The next few days were of course a blur in the hospital.  Someone was in the room every 30 minutes to an hour for one reason or another.  It’s like one nurse pointed out, there are three patients in this room.  If we aren’t in here for Jayna, someone is in here for the babies.  We took advantage of the nursery all we could and would send the babies away in the evening so we could try to get some sleep.  Cinderella got to visit her new brothers a couple of times and I picked her up from our friends house on Saturday and we brought donuts to mom.  Jayna was ready to be home.  At that point the care they were giving her consisted mainly of taking her blood pressure and heart rate every hour and bringing her pain medication on schedule.  She asked the doctor if we could go home that morning and he gave us the blessing on the spot.  A few hours later we were headed home.  By the time they finished discharging us, Jayna’s pain medication was starting to wear off.  If you haven’t driven in Tulsa lately, let me tell you the roads are TERRIBLE.  You don’t realize it so much until every time you hit a bump your wife winces.  I gingerly make my way to the pharmacy and then home to try to get her comfortable. 

So, the time at home so far has been about what we expected.  A lot of sleepless nights and finding our routine.  We have been attempting to get the twins on some sort of a schedule and it appears to be working for the most part.  If one wakes up and is ready to eat, we wake both of them up and feed them.  This results in the diaper changes being about the same as well.  Even though there are two of them we have talked about it, and we really feel we don’t think it is as difficult as it was when we brought Cinderella home.  All of the processes are familiar, there is just a lot more to do.  The first couple of days were particularly rough because Jayna’s milk hadn’t come in yet and the babies were up every 30 minutes it seemed.  That situation has improved dramatically plus we supplemented several times to get us through it.  I remember when we had Cinderella, we agonized with supplementing Jayna’s milk, we agonized with whether or not to use a pacifier, basically we agonized with every decision we made.  Turns out, she survived.  It has been a bit questionable lately whether or not she will survive this sassy 3 year old stage but that’s another blog post.  This time it has not been nearly as difficult to make decisions about what to do and what not to do.  I guess it’s true what they say about the second child(ren). 

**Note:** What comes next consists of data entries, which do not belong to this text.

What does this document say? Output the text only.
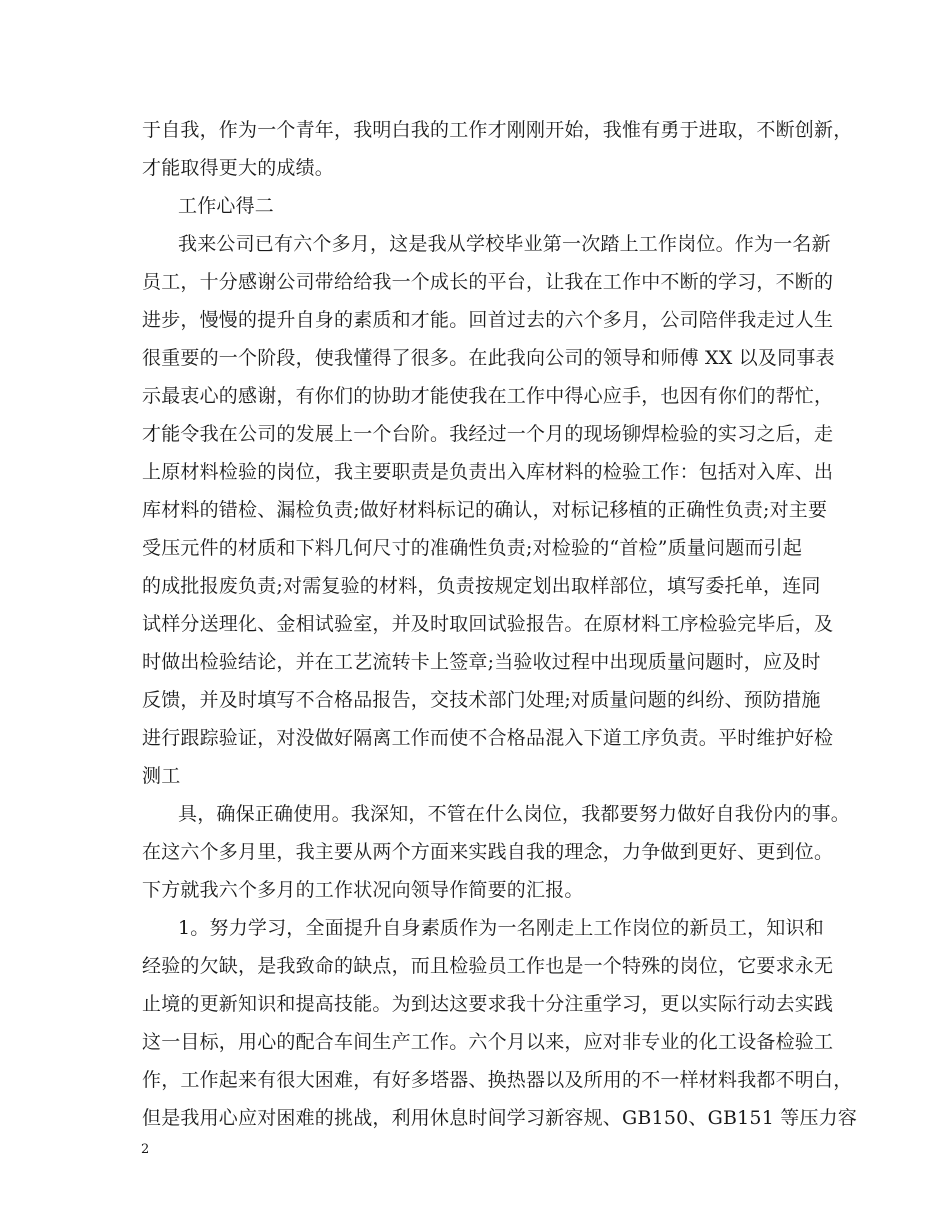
于自我，作为一个青年，我明白我的工作才刚刚开始，我惟有勇于进取，不断创新，
才能取得更大的成绩。
工作心得二
我来公司已有六个多月，这是我从学校毕业第一次踏上工作岗位。作为一名新
员工，十分感谢公司带给给我一个成长的平台，让我在工作中不断的学习，不断的
进步，慢慢的提升自身的素质和才能。回首过去的六个多月，公司陪伴我走过人生
很重要的一个阶段，使我懂得了很多。在此我向公司的领导和师傅 XX 以及同事表
示最衷心的感谢，有你们的协助才能使我在工作中得心应手，也因有你们的帮忙，
才能令我在公司的发展上一个台阶。我经过一个月的现场铆焊检验的实习之后，走
上原材料检验的岗位，我主要职责是负责出入库材料的检验工作：包括对入库、出
库材料的错检、漏检负责;做好材料标记的确认，对标记移植的正确性负责;对主要
受压元件的材质和下料几何尺寸的准确性负责;对检验的“首检”质量问题而引起
的成批报废负责;对需复验的材料，负责按规定划出取样部位，填写委托单，连同
试样分送理化、金相试验室，并及时取回试验报告。在原材料工序检验完毕后，及
时做出检验结论，并在工艺流转卡上签章;当验收过程中出现质量问题时，应及时
反馈，并及时填写不合格品报告，交技术部门处理;对质量问题的纠纷、预防措施
进行跟踪验证，对没做好隔离工作而使不合格品混入下道工序负责。平时维护好检
测工
具，确保正确使用。我深知，不管在什么岗位，我都要努力做好自我份内的事。
在这六个多月里，我主要从两个方面来实践自我的理念，力争做到更好、更到位。
下方就我六个多月的工作状况向领导作简要的汇报。
1。努力学习，全面提升自身素质作为一名刚走上工作岗位的新员工，知识和
经验的欠缺，是我致命的缺点，而且检验员工作也是一个特殊的岗位，它要求永无
止境的更新知识和提高技能。为到达这要求我十分注重学习，更以实际行动去实践
这一目标，用心的配合车间生产工作。六个月以来，应对非专业的化工设备检验工
作，工作起来有很大困难，有好多塔器、换热器以及所用的不一样材料我都不明白，
但是我用心应对困难的挑战，利用休息时间学习新容规、GB150、GB151 等压力容
2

As of now, the babies are sleeping for 2 to 3 hours at a time and feeding well.  We went to the pediatrician on Tuesday and they had lost a bit more weight than he liked but we weren’t in any particular danger.   We are going back to the doctor tomorrow to make sure they are gaining weight but we are reasonably comfortable they are.  They are eating well and certainly expelling well.  I have changed diapers until I am sick of seeing diapers and it has only been a week.  It also doesn’t help that we have to take special care of the circumcisions every time we change a diaper.  it’s not unusual for us to get one changed and while we are changing the other, the first one pee’s his pants.  Oh yeah, and our boys don’t just pee their pants.  Oh no.  They are Houdini’s of urination.  Both of them pee up their back on a regular basis.  Jayna and I are scratching our heads trying to figure out how that happens and how to prevent it.  So far it doesn’t matter where you point it or how you fasten the diaper.  Jayna looks at me like I should know what is going on but I have to gently remind her, I don’t pee up my back, nor do I have any clue how I would go about that.

We certainly want to thank all of our friends who have sent us well wishes, brought us dinner or offered their assistance.  It is wonderful to know we have such good friends and such a strong support group.  We will keep you posted and I will get some pictures up as soon as I can.